Adventures in Seattle and Beyond

Elegant 8-year-old Ursula, at the age she would have been when she and her parents toured the northwestern United States

Elegant 8-year-old Ursula, at the age she would have been when she and her parents toured northwestern United States for the second time

In addition to entertaining and being entertained with card parties, musicales, fancy teas and the theater between 1908 and 1910, the Cheshires traveled during that time, according to news items in both the Los Angeles Times and Los Angeles Herald’s “Society” columns.

Both papers reported the first week of November 1909 that the Cheshires, “with their little daughter, Ursula,” had returned home from a trip to Seattle. There were no interstate freeways or even state highways at that time, so the family most likely traveled north by train or ocean-going steamship. What an adventure for a little 7-year-old girl!

I wonder how long they stayed in Seattle? I like to think they arrived in time to catch the Alaska-Yukon-Pacific Exposition — the world’s fair held there that year from June 1 to October 16. They might have walked among the ornate buildings and elaborate fountains and seen on display the first wireless telephone, several premature babies in incubators and an entire village from the Philippines — among other featured (and controversial) exhibits.

Rendering of a bird's-eye view of the 1909 World's Fair in Seattle

Rendering of a bird’s-eye view of the 1909 World’s Fair in Seattle

To get a glimpse of what the fair was like, watch this 3-minute YouTube video, which includes photos and a couple of interesting (yet appalling) stories.

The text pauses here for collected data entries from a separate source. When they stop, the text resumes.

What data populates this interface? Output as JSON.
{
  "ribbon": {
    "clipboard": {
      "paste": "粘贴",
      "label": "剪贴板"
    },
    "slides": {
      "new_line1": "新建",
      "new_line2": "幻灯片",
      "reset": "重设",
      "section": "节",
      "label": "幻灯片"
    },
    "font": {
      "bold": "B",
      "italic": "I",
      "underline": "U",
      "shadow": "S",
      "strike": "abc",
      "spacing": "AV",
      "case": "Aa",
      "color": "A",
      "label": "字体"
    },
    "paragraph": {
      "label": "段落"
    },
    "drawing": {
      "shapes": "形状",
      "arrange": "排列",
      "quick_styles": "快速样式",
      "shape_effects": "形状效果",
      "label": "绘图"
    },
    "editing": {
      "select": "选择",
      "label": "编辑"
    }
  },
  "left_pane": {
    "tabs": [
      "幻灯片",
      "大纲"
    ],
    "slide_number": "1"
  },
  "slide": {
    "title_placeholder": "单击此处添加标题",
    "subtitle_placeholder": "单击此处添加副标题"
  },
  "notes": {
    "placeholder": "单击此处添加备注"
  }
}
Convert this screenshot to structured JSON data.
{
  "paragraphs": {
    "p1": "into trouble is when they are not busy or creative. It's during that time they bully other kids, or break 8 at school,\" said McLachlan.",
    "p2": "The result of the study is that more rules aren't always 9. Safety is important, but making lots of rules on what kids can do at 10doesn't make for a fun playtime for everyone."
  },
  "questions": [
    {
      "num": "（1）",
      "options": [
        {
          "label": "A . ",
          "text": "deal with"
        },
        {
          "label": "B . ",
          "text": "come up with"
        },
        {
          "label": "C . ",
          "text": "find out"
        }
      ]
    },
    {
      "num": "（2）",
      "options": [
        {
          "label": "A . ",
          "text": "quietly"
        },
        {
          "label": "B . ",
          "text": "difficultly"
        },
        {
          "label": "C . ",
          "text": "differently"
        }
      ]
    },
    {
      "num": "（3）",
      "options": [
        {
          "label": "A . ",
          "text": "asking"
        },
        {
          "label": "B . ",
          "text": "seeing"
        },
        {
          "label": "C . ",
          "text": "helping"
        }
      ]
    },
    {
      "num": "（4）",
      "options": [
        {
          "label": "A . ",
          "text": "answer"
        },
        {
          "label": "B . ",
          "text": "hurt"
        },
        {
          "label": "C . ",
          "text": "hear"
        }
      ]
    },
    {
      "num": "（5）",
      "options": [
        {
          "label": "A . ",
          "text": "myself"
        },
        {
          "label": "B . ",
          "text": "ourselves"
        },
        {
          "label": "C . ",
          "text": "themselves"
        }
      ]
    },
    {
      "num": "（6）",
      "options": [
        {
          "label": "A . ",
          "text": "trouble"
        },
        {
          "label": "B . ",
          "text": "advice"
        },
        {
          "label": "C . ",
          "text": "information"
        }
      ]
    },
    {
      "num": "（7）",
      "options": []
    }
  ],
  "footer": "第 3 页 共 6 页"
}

According to an article published in the Seattle Times at the time of the fair’s centennial anniversary, the 1909 World’s Fair put Seattle on the map as the “gateway to the north and a port of trade with the east.” The Cheshires apparently enjoyed their visit, as they returned to the area less than a year later for a tour “through the north,” as reported in the LA Herald. Too bad no pictures of these trips turned up in the antique photo album!